Why to use this library?

Up to this moment all .NET profanity detection libraries use hard-coded lists of bad words to detect profanity, for instance, ProfanityDetector uses this list stored in memory, there are obvious glaring issues with this approach, and while they might be performant, these list based libraries are not comprehensive, they are easily outperformed by misspelling and by the human creativity to replace letters for meaningless chars creating new words that are perceived as curse words (e.g. house and h0us3).

Performance

In a single prediction this library was 618 times faster than the most downloaded .NET package for detecting profanity. For 100 successive predictions it was around 24 times faster.
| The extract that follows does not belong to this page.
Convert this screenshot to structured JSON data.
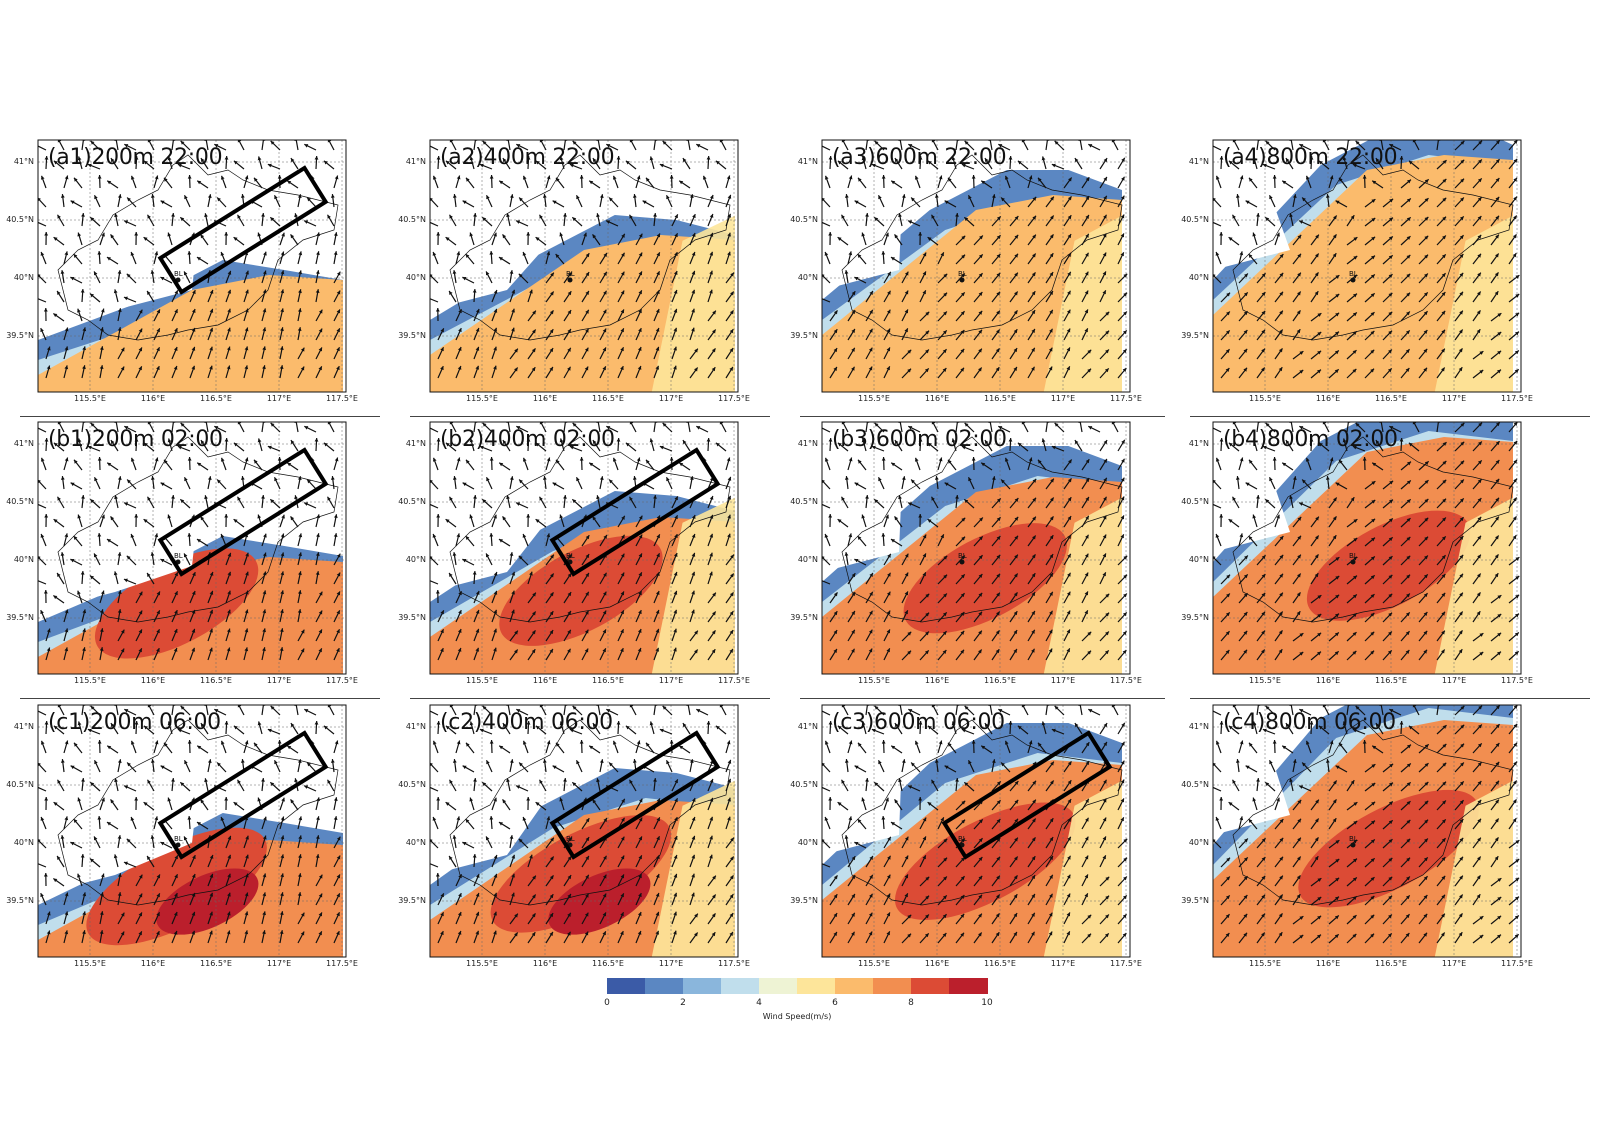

Package 1 Prediction 10 Predicitons 100 predictions
.Net Bad Word Detector 0.0462 ms 1.5508 ms 4.1887 ms
ProfanityDetector 28.5823 ms 42.4606 ms 102.0750 ms

PC specs: Dell Inspiron 13, I7 8th gen, 16 GB.

How to install

dotnet add package DotnetBadWordDetector

How to use it

var detector = new ProfanityDetector();

if(detector.IsProfane("foo bar")){
    //do something
}

It is strongly suggested to keep the library always loaded in memory to increase its performance, it uses very little memory (less than 100 KB).

Accuracy, AUC and F1 score

Model quality metrics evaluation
--------------------------------
Accuracy: 98.43%
Auc: 99.49%
F1Score: 97.25%

Caveat

This library is not perfect, it is not 100% precise, and it is context-free, e.g. it can not detect profane phrases consisted of decent words. Also people diverge on what is considered profane.